Liver Disease Center, The Affiliated Hospital of Qingdao University, No. 59 Haier Road, Qingdao, 266003, China.
Department of Clinical Hematology, Qingdao University School of Medicine, China.
Comput Biol Med. 2022 Oct;149:106037. doi: 10.1016/j.compbiomed.2022.106037. Epub 2022 Aug 27.
Whether pyroptosis, apoptosis, and necroptosis (PAN) molecular subtypes exist in gastric cancer (GC) remains unclear.

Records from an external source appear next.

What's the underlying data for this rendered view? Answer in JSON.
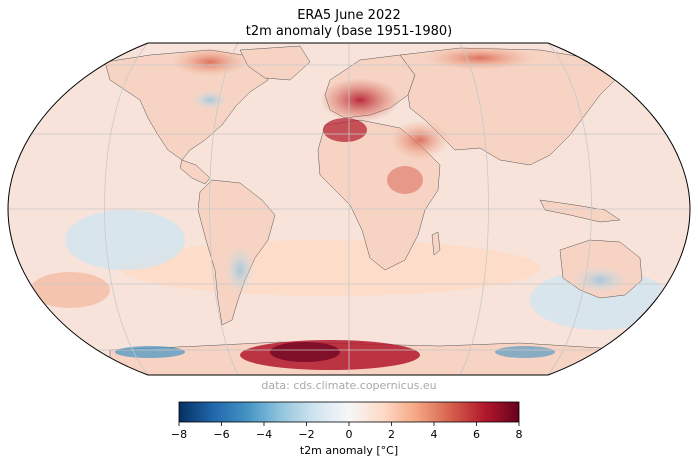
{
  "title": "ERA5 June 2022",
  "subtitle": "t2m anomaly (base 1951-1980)",
  "credit": "data: cds.climate.copernicus.eu",
  "colorbar": {
    "label": "t2m anomaly [°C]",
    "ticks": [
      "−8",
      "−6",
      "−4",
      "−2",
      "0",
      "2",
      "4",
      "6",
      "8"
    ],
    "min": -8,
    "max": 8,
    "colormap": "RdBu_r",
    "colors": [
      "#053061",
      "#2166ac",
      "#4393c3",
      "#92c5de",
      "#d1e5f0",
      "#f7f7f7",
      "#fddbc7",
      "#f4a582",
      "#d6604d",
      "#b2182b",
      "#67001f"
    ]
  },
  "map": {
    "projection": "Robinson",
    "graticule": true,
    "coastlines": true,
    "ocean_fill": "#f7e3da",
    "land_fill": "#f6d3c3"
  }
}
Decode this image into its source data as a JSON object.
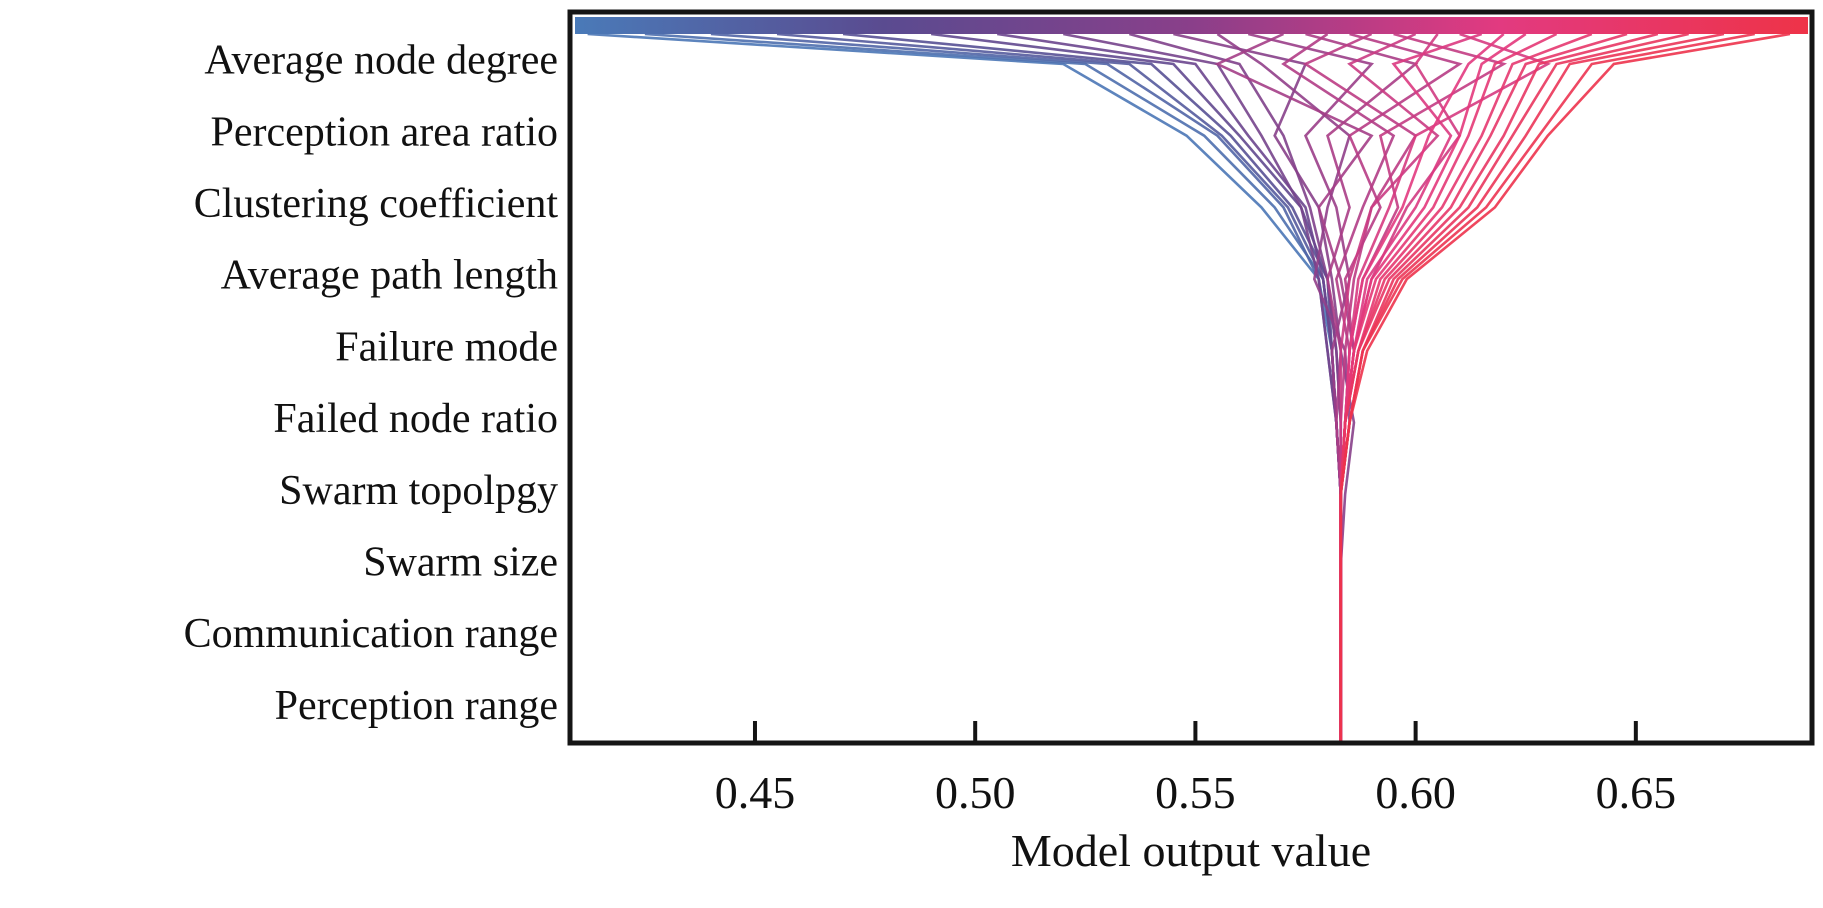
{
  "chart_data": {
    "type": "line",
    "subtype": "decision-plot",
    "title": "",
    "xlabel": "Model output value",
    "ylabel": "",
    "xlim": [
      0.408,
      0.69
    ],
    "xticks": [
      0.45,
      0.5,
      0.55,
      0.6,
      0.65
    ],
    "xtick_labels": [
      "0.45",
      "0.50",
      "0.55",
      "0.60",
      "0.65"
    ],
    "base_value": 0.583,
    "features_top_to_bottom": [
      "Average node degree",
      "Perception area ratio",
      "Clustering coefficient",
      "Average path length",
      "Failure mode",
      "Failed node ratio",
      "Swarm topolpgy",
      "Swarm size",
      "Communication range",
      "Perception range"
    ],
    "colorbar": {
      "position": "top",
      "colors": [
        "#4a7ab8",
        "#5a4b90",
        "#8a3f8a",
        "#e23a80",
        "#ee3348"
      ]
    },
    "grid": false,
    "series_note_order": "each line: final output, then cumulative value at each feature row from top to bottom",
    "lines": [
      [
        0.412,
        0.52,
        0.548,
        0.565,
        0.578,
        0.581,
        0.582,
        0.583,
        0.583,
        0.583,
        0.583
      ],
      [
        0.425,
        0.525,
        0.552,
        0.568,
        0.579,
        0.581,
        0.582,
        0.583,
        0.583,
        0.583,
        0.583
      ],
      [
        0.44,
        0.53,
        0.555,
        0.57,
        0.578,
        0.58,
        0.582,
        0.583,
        0.583,
        0.583,
        0.583
      ],
      [
        0.455,
        0.535,
        0.556,
        0.571,
        0.579,
        0.581,
        0.582,
        0.583,
        0.583,
        0.583,
        0.583
      ],
      [
        0.47,
        0.54,
        0.558,
        0.572,
        0.58,
        0.581,
        0.582,
        0.583,
        0.583,
        0.583,
        0.583
      ],
      [
        0.49,
        0.545,
        0.56,
        0.574,
        0.58,
        0.582,
        0.583,
        0.583,
        0.583,
        0.583,
        0.583
      ],
      [
        0.505,
        0.55,
        0.562,
        0.575,
        0.579,
        0.581,
        0.582,
        0.583,
        0.583,
        0.583,
        0.583
      ],
      [
        0.52,
        0.555,
        0.565,
        0.574,
        0.578,
        0.58,
        0.582,
        0.583,
        0.583,
        0.583,
        0.583
      ],
      [
        0.535,
        0.56,
        0.57,
        0.576,
        0.58,
        0.582,
        0.583,
        0.583,
        0.583,
        0.583,
        0.583
      ],
      [
        0.545,
        0.575,
        0.568,
        0.578,
        0.581,
        0.583,
        0.586,
        0.584,
        0.583,
        0.583,
        0.583
      ],
      [
        0.555,
        0.565,
        0.585,
        0.58,
        0.577,
        0.584,
        0.585,
        0.583,
        0.583,
        0.583,
        0.583
      ],
      [
        0.562,
        0.59,
        0.575,
        0.582,
        0.585,
        0.581,
        0.582,
        0.583,
        0.583,
        0.583,
        0.583
      ],
      [
        0.57,
        0.555,
        0.59,
        0.578,
        0.583,
        0.586,
        0.584,
        0.583,
        0.583,
        0.583,
        0.583
      ],
      [
        0.575,
        0.6,
        0.58,
        0.585,
        0.58,
        0.583,
        0.582,
        0.583,
        0.583,
        0.583,
        0.583
      ],
      [
        0.58,
        0.57,
        0.595,
        0.588,
        0.582,
        0.585,
        0.584,
        0.583,
        0.583,
        0.583,
        0.583
      ],
      [
        0.585,
        0.61,
        0.585,
        0.592,
        0.584,
        0.586,
        0.584,
        0.583,
        0.583,
        0.583,
        0.583
      ],
      [
        0.59,
        0.575,
        0.6,
        0.59,
        0.586,
        0.584,
        0.583,
        0.583,
        0.583,
        0.583,
        0.583
      ],
      [
        0.595,
        0.62,
        0.592,
        0.596,
        0.588,
        0.585,
        0.584,
        0.583,
        0.583,
        0.583,
        0.583
      ],
      [
        0.6,
        0.585,
        0.605,
        0.59,
        0.585,
        0.583,
        0.583,
        0.583,
        0.583,
        0.583,
        0.583
      ],
      [
        0.605,
        0.6,
        0.61,
        0.598,
        0.59,
        0.586,
        0.584,
        0.583,
        0.583,
        0.583,
        0.583
      ],
      [
        0.61,
        0.63,
        0.6,
        0.594,
        0.587,
        0.585,
        0.584,
        0.583,
        0.583,
        0.583,
        0.583
      ],
      [
        0.615,
        0.595,
        0.608,
        0.6,
        0.589,
        0.586,
        0.584,
        0.583,
        0.583,
        0.583,
        0.583
      ],
      [
        0.62,
        0.612,
        0.603,
        0.597,
        0.588,
        0.585,
        0.584,
        0.583,
        0.583,
        0.583,
        0.583
      ],
      [
        0.625,
        0.615,
        0.61,
        0.602,
        0.59,
        0.586,
        0.584,
        0.583,
        0.583,
        0.583,
        0.583
      ],
      [
        0.632,
        0.618,
        0.612,
        0.604,
        0.591,
        0.586,
        0.584,
        0.583,
        0.583,
        0.583,
        0.583
      ],
      [
        0.64,
        0.622,
        0.615,
        0.606,
        0.592,
        0.587,
        0.584,
        0.583,
        0.583,
        0.583,
        0.583
      ],
      [
        0.648,
        0.625,
        0.617,
        0.608,
        0.593,
        0.587,
        0.584,
        0.583,
        0.583,
        0.583,
        0.583
      ],
      [
        0.655,
        0.628,
        0.62,
        0.61,
        0.594,
        0.587,
        0.584,
        0.583,
        0.583,
        0.583,
        0.583
      ],
      [
        0.662,
        0.632,
        0.622,
        0.612,
        0.595,
        0.588,
        0.585,
        0.583,
        0.583,
        0.583,
        0.583
      ],
      [
        0.67,
        0.635,
        0.625,
        0.614,
        0.596,
        0.588,
        0.585,
        0.583,
        0.583,
        0.583,
        0.583
      ],
      [
        0.677,
        0.64,
        0.628,
        0.616,
        0.597,
        0.588,
        0.585,
        0.583,
        0.583,
        0.583,
        0.583
      ],
      [
        0.685,
        0.645,
        0.63,
        0.618,
        0.598,
        0.589,
        0.585,
        0.583,
        0.583,
        0.583,
        0.583
      ]
    ]
  }
}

Seven independent cohorts including a total of 1901 GC patients were enrolled in our research. TCGA (n = 371) and GSE84437 (n = 433) were combined into one cohort (n = 804) to screen for prognosis-related PAN genes using a univariate Cox regression analysis. The R package "ConsensusClusterPlus" was applied to conduct a clustering analysis of the combination set based on prognosis-related PAN genes. The R package "limma" was used for the identification of differentially expressed genes (DEGs) between different PAN clusters (FDR <0.05 and |logFC|>1). The combined cohort was randomly divided into a training group (n = 484) and a test group (n = 320) at a ratio of 6:4 to establish and verify the prognostic model. A univariate Cox regression analysis, least absolute shrinkage and selection operator method (LASSO) regression analysis, and multivariate Cox regression analysis were used for the identification of prognostic genes and the construction of risk scores. Another five independent cohorts (GSE62254, n = 300; GSE15459, n = 191; GSE26901, n = 109; GSE26253, n = 432; and GSE13861, n = 65) were used for external validation to verify the accuracy and stability of the prognostic signature.
The internal and external validation demonstrated that the 5-gene risk score (LOXL4, SLCO2A1, CST2, PDK4, and MMP11) was an effective instrument for the prognostic risk classification of GC patients. The overall survival (OS) and relapse-free survival (RFS) in the high-risk group were significantly lower than those in the low-risk group and were accompanied by a larger proportion of macrophage and regulatory T cell infiltration. The low-risk group had a good prognosis, with a high tumor mutation burden (TMB), strong cytolytic activity, and a higher proportion of activated CD4 T cell infiltration. In addition, compared with the low-risk group, the cancer-related pathways in the high-risk group were overactivated, and the function of DNA damage repair (DDR) was significantly weakened. Regarding drug sensitivity, the high-risk group was more suitable for targeted drugs, such as axitinib, lapatinib, and nilotinib. The low-risk group was more sensitive to chemotherapy, such as cisplatin, gemcitabine, and vinorelbine.
A universally applicable prognostic signature of GC is proposed in this research based on pyroptosis, apoptosis, and necroptosis (PAN) molecular subtypes.
胃癌(GC)中是否存在细胞焦亡、细胞凋亡和坏死性凋亡(PAN)分子亚型尚不清楚。
本研究共纳入了 7 个独立的队列,共包含 1901 例 GC 患者。TCGA(n=371)和 GSE84437(n=433)被合并为一个队列(n=804),通过单因素 Cox 回归分析筛选与预后相关的 PAN 基因。使用 R 包“ConsensusClusterPlus”基于与预后相关的 PAN 基因对合并队列进行聚类分析。使用 R 包“limma”识别不同 PAN 聚类之间的差异表达基因(FDR<0.05,|logFC|>1)。将合并队列按 6:4 的比例随机分为训练组(n=484)和测试组(n=320),以建立和验证预后模型。使用单因素 Cox 回归分析、最小绝对收缩和选择算子方法(LASSO)回归分析和多因素 Cox 回归分析确定预后基因并构建风险评分。另外,还使用了另外 5 个独立的队列(GSE62254,n=300;GSE15459,n=191;GSE26901,n=109;GSE26253,n=432;GSE13861,n=65)进行外部验证,以验证预后特征的准确性和稳定性。
内部和外部验证均表明,5 个基因风险评分(LOXL4、SLCO2A1、CST2、PDK4 和 MMP11)是 GC 患者预后风险分类的有效工具。高危组的总生存期(OS)和无复发生存期(RFS)明显低于低危组,并且巨噬细胞和调节性 T 细胞浸润比例较大。低危组预后良好,肿瘤突变负担(TMB)较高,细胞溶解活性较强,激活的 CD4 T 细胞浸润比例较高。此外,与低危组相比,高危组的癌症相关途径过度激活,DNA 损伤修复(DDR)功能明显减弱。在药物敏感性方面,高危组更适合使用靶向药物,如 axitinib、lapatinib 和 nilotinib。低危组对化疗药物更敏感,如顺铂、吉西他滨和长春瑞滨。
本研究基于细胞焦亡、细胞凋亡和坏死性凋亡(PAN)分子亚型提出了一种普遍适用的 GC 预后标志物。